Выключили телевизионный приемник, в квартире стало тихо. Лиза устроилась на диване, подобрав ноги. Степан Артемьевич сел поближе к жене. Хотелось обнять ее.

4

Пока Лисицын ездил на похороны, Яшина старательно трудилась за него. Из нее, наверное, получился бы неплохой директор. Однако она все же чувствовала беспокойство: кабинетная работа мешала ей как следует следить за качеством сеноуборки. В отделениях совхоза работали участковые зоотехники, Ангелина Михайловна им доверила, но свой глаз надежнее. Участковые — молодые девчата, недавние выпускницы техникума, еще были неопытны, а механизаторы гнались за выработкой и не всегда и не во всем были аккуратны. Потому Яшина и волновалась.

Вечерами она, выполняя поручение Лисицына, занималась оценкой полей, лугов и пастбищ и расчетами по животноводству. По всему выходило, что комплекс хозяйству пока не по плечу, сомневалась она и в возможности тысячной прибавки в надоях. В ближайшее время возможно поднять годовой надой на буренку только на четыреста — пятьсот литров. Управляющие отделениями и бригадиры-животноводы, с которыми она советовалась, подтверждали ее прогнозы.

Когда Лисицын появился в конторе, Яшина обрадовалась, и глаза ее засветились.

— Я уж тут совсем было запарилась, — сказала она. — Сиди да пиши… От посетителей отбоя нет. Ваше кресло подобно мощному электромагниту, — притянет — не оторвешься…

— Что верно, то верно, — согласился Степан Артемьевич. — Но привыкайте. Когда-нибудь станете и директором.

— Нет уж, спасибочки. Это не для меня, — полушутя ответила Яшина. И тут же высказала опасение, что недосохшую скошенную траву нельзя ни прессовать, ни стоговать, — солнца совсем нет. Сено не сохнет.

— А если пустить то, что скошено, на сенаж? — предложил Лисицын.

— По-моему трава слишком влажная. Я поеду в луга и проверю. И вот, Степан Артемьевич, то, что вы просили, — она положила перед ним папку с расчетами.

Лисицын стал неторопливо их просматривать, прочел изложенные главным зоотехником выводы и спросил:

— Значит, с комплексом у нас не выйдет?

— Да. И за год-два удои возможно поднять только на четыреста — пятьсот кило.

— Спасибо за столь кропотливый труд. Я хорошенько ознакомлюсь с вашими расчетами, — сказал Степан Артемьевич.

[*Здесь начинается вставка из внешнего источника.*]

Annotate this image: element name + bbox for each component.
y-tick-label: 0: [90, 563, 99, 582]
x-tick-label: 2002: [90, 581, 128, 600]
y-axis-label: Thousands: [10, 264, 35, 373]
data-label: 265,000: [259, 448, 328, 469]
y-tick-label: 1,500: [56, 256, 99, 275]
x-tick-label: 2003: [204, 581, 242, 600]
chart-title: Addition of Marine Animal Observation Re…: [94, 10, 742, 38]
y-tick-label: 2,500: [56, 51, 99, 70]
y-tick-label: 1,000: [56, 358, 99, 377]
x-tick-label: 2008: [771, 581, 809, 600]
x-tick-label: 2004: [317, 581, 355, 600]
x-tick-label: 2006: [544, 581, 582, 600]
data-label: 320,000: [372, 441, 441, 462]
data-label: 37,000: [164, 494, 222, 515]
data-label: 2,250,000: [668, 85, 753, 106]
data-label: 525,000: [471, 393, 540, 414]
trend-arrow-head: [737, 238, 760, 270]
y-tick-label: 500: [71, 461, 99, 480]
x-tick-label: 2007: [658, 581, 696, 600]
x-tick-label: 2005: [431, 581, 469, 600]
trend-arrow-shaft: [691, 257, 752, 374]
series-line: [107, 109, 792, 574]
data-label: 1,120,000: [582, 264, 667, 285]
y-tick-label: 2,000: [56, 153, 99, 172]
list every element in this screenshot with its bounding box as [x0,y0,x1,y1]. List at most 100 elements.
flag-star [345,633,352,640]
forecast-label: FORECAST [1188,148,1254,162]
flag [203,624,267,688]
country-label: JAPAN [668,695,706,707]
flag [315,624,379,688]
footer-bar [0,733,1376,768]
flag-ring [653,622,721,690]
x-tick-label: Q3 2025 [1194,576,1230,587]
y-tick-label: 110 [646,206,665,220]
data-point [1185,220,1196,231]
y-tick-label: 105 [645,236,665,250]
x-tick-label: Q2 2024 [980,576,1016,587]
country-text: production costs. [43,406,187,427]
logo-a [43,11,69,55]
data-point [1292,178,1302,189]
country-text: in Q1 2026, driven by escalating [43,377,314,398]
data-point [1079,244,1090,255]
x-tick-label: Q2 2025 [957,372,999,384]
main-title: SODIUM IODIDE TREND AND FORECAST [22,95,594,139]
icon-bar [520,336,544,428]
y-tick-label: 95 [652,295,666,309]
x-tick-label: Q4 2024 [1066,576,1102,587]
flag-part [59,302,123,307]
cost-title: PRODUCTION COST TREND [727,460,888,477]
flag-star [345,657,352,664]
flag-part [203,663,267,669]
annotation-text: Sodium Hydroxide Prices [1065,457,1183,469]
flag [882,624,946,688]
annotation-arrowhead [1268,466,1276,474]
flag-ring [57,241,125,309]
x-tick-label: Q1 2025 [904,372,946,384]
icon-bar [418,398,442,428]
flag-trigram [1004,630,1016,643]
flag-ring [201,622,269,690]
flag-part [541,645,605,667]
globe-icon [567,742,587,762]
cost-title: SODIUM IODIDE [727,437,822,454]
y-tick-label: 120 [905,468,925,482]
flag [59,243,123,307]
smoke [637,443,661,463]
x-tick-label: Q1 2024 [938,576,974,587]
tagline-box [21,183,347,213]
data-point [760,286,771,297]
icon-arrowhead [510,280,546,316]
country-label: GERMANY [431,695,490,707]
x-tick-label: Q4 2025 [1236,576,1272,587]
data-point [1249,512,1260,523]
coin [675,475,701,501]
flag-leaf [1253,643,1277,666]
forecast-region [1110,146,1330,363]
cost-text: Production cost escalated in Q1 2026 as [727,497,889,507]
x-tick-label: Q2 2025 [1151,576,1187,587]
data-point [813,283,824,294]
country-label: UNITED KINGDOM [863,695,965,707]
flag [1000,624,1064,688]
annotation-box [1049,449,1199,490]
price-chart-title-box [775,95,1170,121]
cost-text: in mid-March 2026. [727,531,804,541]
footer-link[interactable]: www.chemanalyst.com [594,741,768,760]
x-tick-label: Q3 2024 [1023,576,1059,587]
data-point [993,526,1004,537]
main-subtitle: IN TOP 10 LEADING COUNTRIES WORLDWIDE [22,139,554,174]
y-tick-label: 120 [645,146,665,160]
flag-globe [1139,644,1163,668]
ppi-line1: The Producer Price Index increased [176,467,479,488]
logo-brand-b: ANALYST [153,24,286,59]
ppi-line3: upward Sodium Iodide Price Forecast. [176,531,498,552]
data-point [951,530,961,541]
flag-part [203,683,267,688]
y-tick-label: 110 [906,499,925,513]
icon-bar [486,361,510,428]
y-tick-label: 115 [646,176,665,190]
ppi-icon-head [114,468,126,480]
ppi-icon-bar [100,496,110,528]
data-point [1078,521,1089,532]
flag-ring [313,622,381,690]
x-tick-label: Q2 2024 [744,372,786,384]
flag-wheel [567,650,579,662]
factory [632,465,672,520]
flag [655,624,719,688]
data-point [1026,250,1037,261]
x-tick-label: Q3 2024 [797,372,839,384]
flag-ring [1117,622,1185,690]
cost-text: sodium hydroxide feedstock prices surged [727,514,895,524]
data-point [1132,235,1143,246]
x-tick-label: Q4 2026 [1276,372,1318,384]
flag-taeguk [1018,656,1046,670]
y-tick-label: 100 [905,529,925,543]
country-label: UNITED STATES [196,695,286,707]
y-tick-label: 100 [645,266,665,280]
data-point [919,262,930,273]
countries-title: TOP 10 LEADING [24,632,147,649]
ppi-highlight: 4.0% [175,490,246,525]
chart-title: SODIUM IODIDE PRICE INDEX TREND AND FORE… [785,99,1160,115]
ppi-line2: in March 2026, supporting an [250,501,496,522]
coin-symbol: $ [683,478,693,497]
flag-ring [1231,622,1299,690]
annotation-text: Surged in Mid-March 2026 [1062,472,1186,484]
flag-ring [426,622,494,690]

На улице громыхнул автомобильный мотор, заскрипели тормоза. Лисицын увидел в окно, что подошел грузовик с фургоном, покрашенным зеленой краской. В кабинет тотчас вбежал маленький, шустрый Сергей Герасимович. Он поздоровался и накинулся на супругу:

— Черт побери! Будешь ты кормить меня обедом или нет? За три дня ее диктаторства, — он уже теперь обратился к Лисицыну, — представьте, за три эти дня она ни разу не сварила домашних щей! Дети питаются всухомятку, я бегаю в столовку. А знаете, как у нас в столовке… Сегодня-то хоть накормишь обедом?

— Сегодня обеда тоже не будет. Еду на покосы, — ответила Ангелина Михайловна. — А ужин, так и быть, приготовлю.